Ms. Fasthorse, on The Thanksgiving Day, focuses on key stereotypes that depict the Native Americans as the saviors of the Americans people. The connotation of the play, illustrating the Native Americans stereotypes as their strength and capacity, is presented in an adverse way. The prevalence of gender bias presents the gender differences and stereotypes that form part of the play. The gender bias conflicts the female and male characters towards the need for a consensus.
In the play, justified anger by the Native Americans about the idea of thanksgiving, illustrates the aspect of stereotypes in the society. This is a presentation of what one community might be identified and largely known to value and desire. The view of the Native Americans to be angry over the idea of thanksgiving depicts them in the negative light. This adversely affects the society’s culture as aggressive and untrusting to the norms and practices of American society. Thus, it shows a continued isolation phenomenon and the persistence of primitivism.

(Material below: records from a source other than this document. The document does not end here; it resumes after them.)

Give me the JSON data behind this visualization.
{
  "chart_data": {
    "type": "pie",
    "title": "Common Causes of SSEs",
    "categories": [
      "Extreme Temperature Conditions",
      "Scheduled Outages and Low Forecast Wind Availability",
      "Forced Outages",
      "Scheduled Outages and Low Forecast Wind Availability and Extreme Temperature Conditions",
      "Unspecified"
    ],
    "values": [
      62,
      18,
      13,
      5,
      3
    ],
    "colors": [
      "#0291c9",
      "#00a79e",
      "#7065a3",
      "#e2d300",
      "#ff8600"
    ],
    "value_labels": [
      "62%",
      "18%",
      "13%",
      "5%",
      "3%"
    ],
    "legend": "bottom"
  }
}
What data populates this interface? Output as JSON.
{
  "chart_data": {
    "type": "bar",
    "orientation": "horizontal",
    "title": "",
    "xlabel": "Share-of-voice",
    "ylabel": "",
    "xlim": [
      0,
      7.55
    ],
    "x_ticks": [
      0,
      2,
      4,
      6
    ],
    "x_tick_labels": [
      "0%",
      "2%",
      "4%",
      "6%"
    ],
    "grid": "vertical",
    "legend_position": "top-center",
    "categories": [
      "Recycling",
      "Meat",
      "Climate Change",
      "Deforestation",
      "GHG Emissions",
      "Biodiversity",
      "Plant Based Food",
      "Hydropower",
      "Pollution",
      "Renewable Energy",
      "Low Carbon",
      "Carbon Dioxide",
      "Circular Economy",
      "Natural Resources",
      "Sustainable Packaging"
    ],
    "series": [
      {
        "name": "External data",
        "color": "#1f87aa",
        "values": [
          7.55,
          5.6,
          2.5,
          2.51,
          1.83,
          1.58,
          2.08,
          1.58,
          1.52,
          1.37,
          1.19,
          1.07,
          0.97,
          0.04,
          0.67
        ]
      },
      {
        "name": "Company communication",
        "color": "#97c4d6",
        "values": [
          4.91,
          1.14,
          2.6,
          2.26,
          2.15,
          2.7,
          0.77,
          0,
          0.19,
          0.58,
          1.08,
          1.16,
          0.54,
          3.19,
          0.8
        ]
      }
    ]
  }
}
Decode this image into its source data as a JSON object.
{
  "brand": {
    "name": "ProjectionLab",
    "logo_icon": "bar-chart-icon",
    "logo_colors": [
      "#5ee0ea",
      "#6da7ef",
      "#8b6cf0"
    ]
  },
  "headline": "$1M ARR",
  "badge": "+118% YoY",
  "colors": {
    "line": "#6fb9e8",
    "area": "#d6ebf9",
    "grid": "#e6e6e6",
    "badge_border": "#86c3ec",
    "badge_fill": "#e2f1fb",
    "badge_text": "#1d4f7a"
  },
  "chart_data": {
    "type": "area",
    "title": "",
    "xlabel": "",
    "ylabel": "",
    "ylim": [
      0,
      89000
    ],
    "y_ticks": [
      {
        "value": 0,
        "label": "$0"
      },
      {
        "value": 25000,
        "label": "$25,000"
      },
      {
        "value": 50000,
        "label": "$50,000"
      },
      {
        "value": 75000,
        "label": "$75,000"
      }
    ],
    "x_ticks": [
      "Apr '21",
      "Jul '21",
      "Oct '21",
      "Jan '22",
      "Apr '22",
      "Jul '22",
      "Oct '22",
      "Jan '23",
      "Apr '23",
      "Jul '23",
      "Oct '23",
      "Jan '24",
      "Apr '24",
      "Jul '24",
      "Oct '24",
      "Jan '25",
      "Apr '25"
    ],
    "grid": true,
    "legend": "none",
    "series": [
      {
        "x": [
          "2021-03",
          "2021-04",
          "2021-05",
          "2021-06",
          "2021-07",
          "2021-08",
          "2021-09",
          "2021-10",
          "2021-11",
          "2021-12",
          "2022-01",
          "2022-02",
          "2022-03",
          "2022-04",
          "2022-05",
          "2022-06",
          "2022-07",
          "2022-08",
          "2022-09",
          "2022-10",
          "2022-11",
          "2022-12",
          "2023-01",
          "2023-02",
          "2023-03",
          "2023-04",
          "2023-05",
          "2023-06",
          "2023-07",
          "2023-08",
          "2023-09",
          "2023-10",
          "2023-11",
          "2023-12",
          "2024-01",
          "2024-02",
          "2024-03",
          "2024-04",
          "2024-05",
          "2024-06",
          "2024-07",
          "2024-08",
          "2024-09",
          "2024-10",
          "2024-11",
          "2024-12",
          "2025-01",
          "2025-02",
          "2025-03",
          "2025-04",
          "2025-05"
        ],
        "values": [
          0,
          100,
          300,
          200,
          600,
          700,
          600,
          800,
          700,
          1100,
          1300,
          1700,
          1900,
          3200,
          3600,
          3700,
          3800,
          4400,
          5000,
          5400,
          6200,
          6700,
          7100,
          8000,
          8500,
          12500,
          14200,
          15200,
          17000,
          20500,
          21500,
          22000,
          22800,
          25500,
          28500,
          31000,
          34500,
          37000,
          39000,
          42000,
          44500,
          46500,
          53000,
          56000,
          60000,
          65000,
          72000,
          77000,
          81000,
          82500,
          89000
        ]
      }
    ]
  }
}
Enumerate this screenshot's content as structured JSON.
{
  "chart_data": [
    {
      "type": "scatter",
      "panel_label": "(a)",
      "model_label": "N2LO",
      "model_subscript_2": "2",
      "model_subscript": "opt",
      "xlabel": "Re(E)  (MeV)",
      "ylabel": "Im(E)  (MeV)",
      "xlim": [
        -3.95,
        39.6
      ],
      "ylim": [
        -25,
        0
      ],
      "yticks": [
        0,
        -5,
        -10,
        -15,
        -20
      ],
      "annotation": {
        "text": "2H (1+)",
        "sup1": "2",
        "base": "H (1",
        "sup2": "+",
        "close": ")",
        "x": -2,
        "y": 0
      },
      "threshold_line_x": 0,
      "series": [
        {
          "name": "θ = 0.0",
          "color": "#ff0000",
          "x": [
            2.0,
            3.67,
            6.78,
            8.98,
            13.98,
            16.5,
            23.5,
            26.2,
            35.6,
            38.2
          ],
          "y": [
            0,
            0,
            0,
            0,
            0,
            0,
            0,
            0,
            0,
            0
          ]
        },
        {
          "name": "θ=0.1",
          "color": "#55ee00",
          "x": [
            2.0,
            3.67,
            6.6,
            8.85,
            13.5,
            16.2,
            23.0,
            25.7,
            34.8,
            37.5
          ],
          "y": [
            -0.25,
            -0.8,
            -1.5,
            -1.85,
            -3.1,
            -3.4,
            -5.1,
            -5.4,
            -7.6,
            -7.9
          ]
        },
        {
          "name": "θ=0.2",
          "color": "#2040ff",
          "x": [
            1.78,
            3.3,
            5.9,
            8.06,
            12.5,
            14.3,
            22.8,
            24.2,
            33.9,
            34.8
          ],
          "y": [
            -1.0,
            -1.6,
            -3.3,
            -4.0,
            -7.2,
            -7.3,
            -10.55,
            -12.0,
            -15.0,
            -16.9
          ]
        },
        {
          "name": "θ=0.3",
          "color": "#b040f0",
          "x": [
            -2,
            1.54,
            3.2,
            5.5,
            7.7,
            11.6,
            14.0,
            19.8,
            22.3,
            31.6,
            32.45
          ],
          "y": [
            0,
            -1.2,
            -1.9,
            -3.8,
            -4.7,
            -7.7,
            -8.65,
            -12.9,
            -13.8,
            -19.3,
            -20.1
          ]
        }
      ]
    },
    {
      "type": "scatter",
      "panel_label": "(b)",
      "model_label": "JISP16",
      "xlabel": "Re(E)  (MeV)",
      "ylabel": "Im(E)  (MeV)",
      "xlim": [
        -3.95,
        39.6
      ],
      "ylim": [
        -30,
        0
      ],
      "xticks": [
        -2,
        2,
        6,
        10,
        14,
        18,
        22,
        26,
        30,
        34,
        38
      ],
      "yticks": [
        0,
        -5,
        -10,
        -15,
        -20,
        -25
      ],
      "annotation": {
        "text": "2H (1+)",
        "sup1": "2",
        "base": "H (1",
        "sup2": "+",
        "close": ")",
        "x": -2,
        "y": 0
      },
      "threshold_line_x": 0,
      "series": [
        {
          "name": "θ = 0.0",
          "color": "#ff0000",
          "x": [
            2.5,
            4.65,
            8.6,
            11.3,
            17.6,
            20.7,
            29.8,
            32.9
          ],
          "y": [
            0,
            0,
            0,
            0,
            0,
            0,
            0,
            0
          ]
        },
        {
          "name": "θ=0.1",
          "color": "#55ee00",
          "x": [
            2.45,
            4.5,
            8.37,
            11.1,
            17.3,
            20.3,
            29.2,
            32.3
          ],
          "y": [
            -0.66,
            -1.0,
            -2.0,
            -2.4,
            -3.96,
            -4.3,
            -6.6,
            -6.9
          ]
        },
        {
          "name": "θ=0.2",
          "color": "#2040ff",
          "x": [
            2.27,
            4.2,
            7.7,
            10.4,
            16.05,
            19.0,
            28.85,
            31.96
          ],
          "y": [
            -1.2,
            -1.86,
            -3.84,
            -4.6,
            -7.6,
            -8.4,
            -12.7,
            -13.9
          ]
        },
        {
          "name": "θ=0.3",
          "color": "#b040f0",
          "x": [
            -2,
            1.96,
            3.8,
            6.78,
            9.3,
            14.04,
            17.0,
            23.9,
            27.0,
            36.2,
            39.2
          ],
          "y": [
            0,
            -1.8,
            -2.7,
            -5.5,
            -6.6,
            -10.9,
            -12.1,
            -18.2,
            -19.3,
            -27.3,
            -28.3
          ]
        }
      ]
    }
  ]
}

The note is included to illustrate the highest level of stereotypes in society to the point that it can be openly used and expanded in the art industry. Actors that “look white” implies the need for persons recognized to be white and presents the characters of the white people. The need to pass the POC shows the extent to which stereotyping functionalities are part of the theatre and art industry. This applies to discriminate against the less privileged and marginalized communities. The Native Americans, as the marginalized community, continue to experience the same treatment as being denied to be part of the play.